21 de setembro de 2012 1

Estamos vivendo um período eleitoral sem grande empolgação, por pura falta de carisma. Tudo bem, políticos carismáticos não significam, necessariamente, políticos bons. Mas, quando haviam, davam um tempero no processo. Caso de Jânio Quadros, que governava por bilhetinhos. Ou memorandos objetivos, que escancaravam sua personalidade forte e não deixavam dúvidas. Como este, de março de 1988, quando  prefeito de São Paulo:

Memº JQ.4226/88, de 15.3.88

Cel. Geraldo Arruda Penteado – SMT

1 – Determinei, à semana passada, policiamento de trânsito à frente dos estádios, dos grandes clubes, restaurantes e boates, onde se reúnem, aos domingos, dezenas, centenas ou milhares de pessoas;

2 – Contudo, visitei as adjacências do “Paineiras”, no Morumbi.
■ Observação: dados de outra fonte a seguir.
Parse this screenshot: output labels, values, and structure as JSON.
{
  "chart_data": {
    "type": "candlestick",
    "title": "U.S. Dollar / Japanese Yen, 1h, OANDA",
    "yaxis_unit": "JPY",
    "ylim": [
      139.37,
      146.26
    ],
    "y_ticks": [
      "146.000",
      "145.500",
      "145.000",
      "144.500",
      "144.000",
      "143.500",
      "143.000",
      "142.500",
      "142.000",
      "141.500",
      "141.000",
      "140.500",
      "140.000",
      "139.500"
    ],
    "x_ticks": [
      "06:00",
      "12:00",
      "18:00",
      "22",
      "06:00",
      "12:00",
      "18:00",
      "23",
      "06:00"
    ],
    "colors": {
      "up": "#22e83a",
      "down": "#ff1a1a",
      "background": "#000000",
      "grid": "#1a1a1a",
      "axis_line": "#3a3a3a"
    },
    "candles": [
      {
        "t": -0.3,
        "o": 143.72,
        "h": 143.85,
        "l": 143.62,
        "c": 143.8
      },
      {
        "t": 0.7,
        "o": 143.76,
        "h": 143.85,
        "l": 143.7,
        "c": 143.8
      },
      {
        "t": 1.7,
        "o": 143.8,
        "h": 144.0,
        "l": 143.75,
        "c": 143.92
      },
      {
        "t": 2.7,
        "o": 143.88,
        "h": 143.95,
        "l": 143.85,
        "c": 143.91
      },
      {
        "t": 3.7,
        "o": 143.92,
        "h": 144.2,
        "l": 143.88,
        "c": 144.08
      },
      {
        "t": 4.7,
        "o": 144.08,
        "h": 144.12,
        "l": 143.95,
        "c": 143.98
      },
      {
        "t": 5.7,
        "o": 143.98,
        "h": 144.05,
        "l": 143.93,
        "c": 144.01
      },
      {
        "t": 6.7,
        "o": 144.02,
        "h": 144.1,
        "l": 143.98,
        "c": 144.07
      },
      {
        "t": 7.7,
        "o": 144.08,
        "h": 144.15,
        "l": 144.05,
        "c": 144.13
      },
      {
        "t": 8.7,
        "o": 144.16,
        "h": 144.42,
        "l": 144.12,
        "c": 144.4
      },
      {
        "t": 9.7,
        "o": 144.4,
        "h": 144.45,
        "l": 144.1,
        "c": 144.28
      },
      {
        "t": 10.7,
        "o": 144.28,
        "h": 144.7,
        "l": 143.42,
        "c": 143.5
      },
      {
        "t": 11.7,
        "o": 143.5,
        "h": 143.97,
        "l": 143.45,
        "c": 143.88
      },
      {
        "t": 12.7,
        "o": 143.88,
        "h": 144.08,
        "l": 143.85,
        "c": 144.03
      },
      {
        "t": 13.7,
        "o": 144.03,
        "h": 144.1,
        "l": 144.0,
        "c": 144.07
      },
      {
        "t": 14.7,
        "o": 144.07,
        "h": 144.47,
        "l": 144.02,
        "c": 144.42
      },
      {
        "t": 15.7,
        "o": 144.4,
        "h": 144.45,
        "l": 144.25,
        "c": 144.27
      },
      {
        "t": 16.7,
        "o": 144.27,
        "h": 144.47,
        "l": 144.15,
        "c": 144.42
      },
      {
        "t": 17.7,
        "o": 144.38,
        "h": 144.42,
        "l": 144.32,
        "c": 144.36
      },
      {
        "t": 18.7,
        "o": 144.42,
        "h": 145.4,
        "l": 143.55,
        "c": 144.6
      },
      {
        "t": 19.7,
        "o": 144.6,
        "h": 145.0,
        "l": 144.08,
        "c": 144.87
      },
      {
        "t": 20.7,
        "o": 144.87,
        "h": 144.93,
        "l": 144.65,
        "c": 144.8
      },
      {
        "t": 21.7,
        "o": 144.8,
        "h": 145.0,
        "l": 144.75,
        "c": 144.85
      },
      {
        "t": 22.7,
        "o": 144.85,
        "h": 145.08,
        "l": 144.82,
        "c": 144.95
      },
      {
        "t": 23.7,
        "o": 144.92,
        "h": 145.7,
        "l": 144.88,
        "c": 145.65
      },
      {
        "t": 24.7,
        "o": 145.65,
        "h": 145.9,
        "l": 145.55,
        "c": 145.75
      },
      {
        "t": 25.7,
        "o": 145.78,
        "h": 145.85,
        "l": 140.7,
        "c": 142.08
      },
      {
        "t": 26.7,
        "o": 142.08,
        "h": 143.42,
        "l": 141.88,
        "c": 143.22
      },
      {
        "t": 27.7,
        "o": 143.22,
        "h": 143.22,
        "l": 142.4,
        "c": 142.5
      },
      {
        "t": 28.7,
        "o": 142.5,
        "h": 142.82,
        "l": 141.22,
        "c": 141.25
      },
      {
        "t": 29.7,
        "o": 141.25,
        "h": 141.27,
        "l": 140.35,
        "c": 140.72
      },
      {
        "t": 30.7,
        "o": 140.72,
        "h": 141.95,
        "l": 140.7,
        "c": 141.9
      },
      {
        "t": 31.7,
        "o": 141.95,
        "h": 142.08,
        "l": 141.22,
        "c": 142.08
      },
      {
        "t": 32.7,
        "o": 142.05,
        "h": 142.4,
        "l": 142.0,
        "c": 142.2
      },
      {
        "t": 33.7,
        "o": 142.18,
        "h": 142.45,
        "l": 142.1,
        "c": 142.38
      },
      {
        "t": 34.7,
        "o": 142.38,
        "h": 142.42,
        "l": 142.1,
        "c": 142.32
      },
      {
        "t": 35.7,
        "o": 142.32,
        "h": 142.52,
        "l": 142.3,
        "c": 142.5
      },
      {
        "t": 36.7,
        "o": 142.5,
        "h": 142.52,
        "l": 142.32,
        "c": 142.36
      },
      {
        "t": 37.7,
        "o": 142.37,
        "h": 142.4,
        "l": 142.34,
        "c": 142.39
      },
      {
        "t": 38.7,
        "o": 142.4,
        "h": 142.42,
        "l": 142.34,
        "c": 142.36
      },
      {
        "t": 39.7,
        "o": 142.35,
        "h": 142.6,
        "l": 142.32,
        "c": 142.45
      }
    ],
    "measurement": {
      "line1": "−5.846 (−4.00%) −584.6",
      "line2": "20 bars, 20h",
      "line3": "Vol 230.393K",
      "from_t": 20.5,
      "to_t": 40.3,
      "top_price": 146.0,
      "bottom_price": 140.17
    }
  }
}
Não encontrei policial nenhum e precisei, em pessoa, multar vários carros sobre a calçada;

3 – Monte V.Exa. um esquema permanente para todos os domingos e feriados. Puna os infratores de forma impiedosa. Não podem escarnecer da fiscalização nesses dias, entendendo-a ineficaz, ausente;

4 – Rigor, sem complacência;

5 – Antes da posse de V.Exa., multei o meu próprio carro, porque estacionou sobre a faixa de segurança para pedestres. A multa foi paga.

6 – Aguardo providências ora determinadas.

J.QUADROS, Prefeito

Comentários (1)

  • Jairo diz: 25 de setembro de 2012

    Hoje, qual é o político que tem a coragem para fazer isso? Com o perdão da expressão, mas o “bundamolismo” tomou conta, não só da política, mas da sociedade em geral.